Similarly, while Turing tests may be going out of fashion, Huma Shah, an associate professor of computer science at Coventry University whose research focuses on the Turing test and machine intelligence, says that doesn’t necessarily mean they are no longer useful.
“In terms of indistinguishability, no, [the Turing test is not obsolete],” Shah says. “Indistinguishability can be applied in other areas where we want a machine’s performance to be as good, if not better, than a human performing the task efficiently and ethically. For example, in facial recognition or the ability to drive safely without harming passengers and pedestrians.”
As for the Johnson-Laird and Ragni test, it will be conducted in three stages. First, cars are asked a series of questions to test their own reasoning. For example, they might be asked, “If Ann is smart, does it follow that Ann is smart, rich, or both?” They would then be tested on whether they understood their reasoning, for example, answering, “Nothing in the premise supports the possibility that Ann is rich.” Finally, researchers would look under the hood of the machine to determine whether neural networks were built to mimic human cognition.
It is this last step that Sandberg fears could present challenges.
“The last step can be very difficult,” he says. “Most LLMs are huge neural networks that are not particularly testable, despite a lot of research on how to do it.”
Translating the internal representation of a machine’s reasoning into a form that humans can understand can even distort the original nature of the machine’s thought process, Sandberg says. In other words, would we recognize a machine’s interpretation of human reasoning if we saw it?

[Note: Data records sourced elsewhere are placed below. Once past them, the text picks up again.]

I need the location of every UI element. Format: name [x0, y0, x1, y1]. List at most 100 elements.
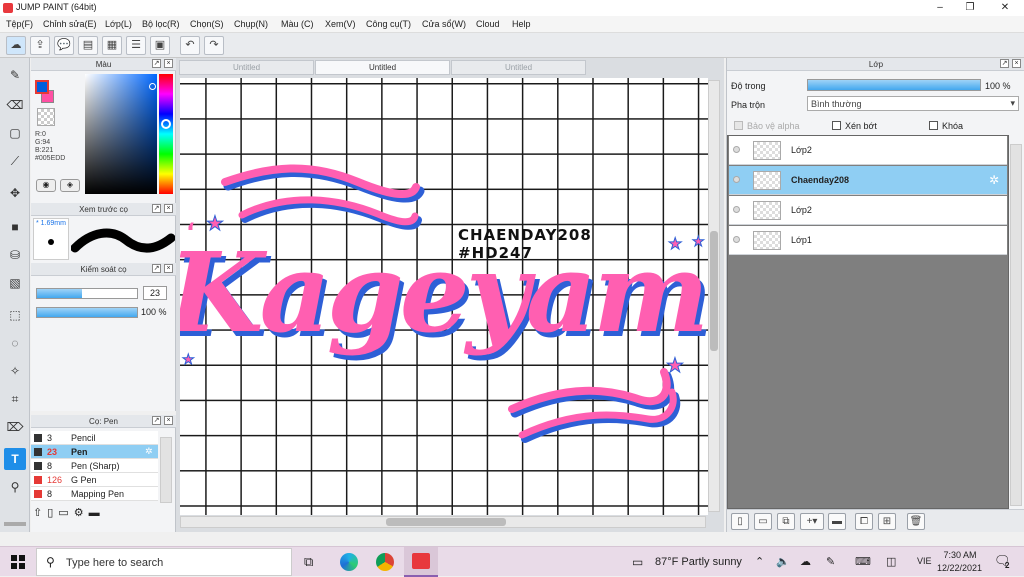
brush-item-g-pen[interactable]: 126 G Pen [31, 473, 158, 487]
weather-icon[interactable]: ▭ [632, 555, 643, 569]
edge-icon[interactable] [340, 553, 358, 571]
close-button[interactable]: ✕ [990, 0, 1020, 16]
panel-close-icon[interactable]: × [1012, 59, 1021, 68]
jump-paint-task-icon[interactable] [404, 547, 438, 577]
input-language[interactable]: VIE [917, 556, 932, 566]
menu-help[interactable]: Help [512, 19, 531, 29]
canvas-hscroll[interactable] [180, 516, 706, 528]
taskbar-search[interactable]: ⚲ Type here to search [36, 548, 292, 576]
gradient-icon[interactable]: ▧ [4, 272, 26, 294]
network-icon[interactable]: ◫ [886, 555, 896, 568]
transparent-swatch[interactable] [37, 108, 55, 126]
doc-tab-2[interactable]: Untitled [315, 60, 450, 75]
panel-close-icon[interactable]: × [164, 204, 173, 213]
brush-folder-icon[interactable]: ▬ [89, 507, 105, 519]
rect-select-icon[interactable]: ⬚ [4, 304, 26, 326]
shape-icon[interactable]: ▢ [4, 122, 26, 144]
canvas-hscroll-thumb[interactable] [386, 518, 506, 526]
visibility-icon[interactable] [733, 236, 740, 243]
trash-icon[interactable]: 🗑 [907, 513, 925, 530]
layer-row[interactable]: Lớp2 [729, 196, 1007, 225]
layer-list-scrollbar[interactable] [1010, 144, 1022, 506]
brush-item-mapping-pen[interactable]: 8 Mapping Pen [31, 487, 158, 501]
gear-icon[interactable]: ✲ [145, 446, 153, 457]
lasso-icon[interactable]: ◌ [4, 332, 26, 354]
message-icon[interactable]: ▤ [78, 36, 98, 55]
select-eraser-icon[interactable]: ⌦ [4, 416, 26, 438]
bucket-icon[interactable]: ⛁ [4, 244, 26, 266]
grid-icon[interactable]: ▣ [150, 36, 170, 55]
select-pen-icon[interactable]: ⌗ [4, 388, 26, 410]
pen-icon[interactable]: ✎ [826, 555, 835, 568]
sv-cursor[interactable] [149, 83, 156, 90]
text-tool-icon[interactable]: T [4, 448, 26, 470]
hue-slider[interactable] [159, 74, 173, 194]
document-icon[interactable]: ▦ [102, 36, 122, 55]
panel-close-icon[interactable]: × [164, 264, 173, 273]
clipping-checkbox[interactable] [832, 121, 841, 130]
menu-filter[interactable]: Bộ lọc(R) [142, 19, 180, 29]
tool-scroll[interactable] [4, 522, 26, 526]
menu-file[interactable]: Tệp(F) [6, 19, 33, 29]
layer-settings-icon[interactable]: ⊞ [878, 513, 896, 530]
layer-row[interactable]: Lớp2 [729, 136, 1007, 165]
eraser-icon[interactable]: ⌫ [4, 94, 26, 116]
drawing-canvas[interactable]: ★ ★ ★ ★ ★ ʻ CHAENDAY208 #HD247 Kageyama … [180, 78, 708, 515]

This question is particularly difficult because the science of human cognition itself has yet to emerge.
While replacing the Turing test may not be an easy process, Shah says alternatives such as this reasoning skills test have the potential to advance the study of important questions such as what it means to be human. They can also help shed light on what it means to be a computer, such as what processes take place inside the “black box” of a neural network.
“If the new human-machine indistinguishability tests contribute to the development of machine ‘explainability’ – for example, the ‘reasonableness’ of algorithms that make their decisions understandable to the general public, as in financial algorithms for insurance, mortgages, loans, etc. – then this challenge will be an invaluable contribution to the development of intelligent machines,” says Shah.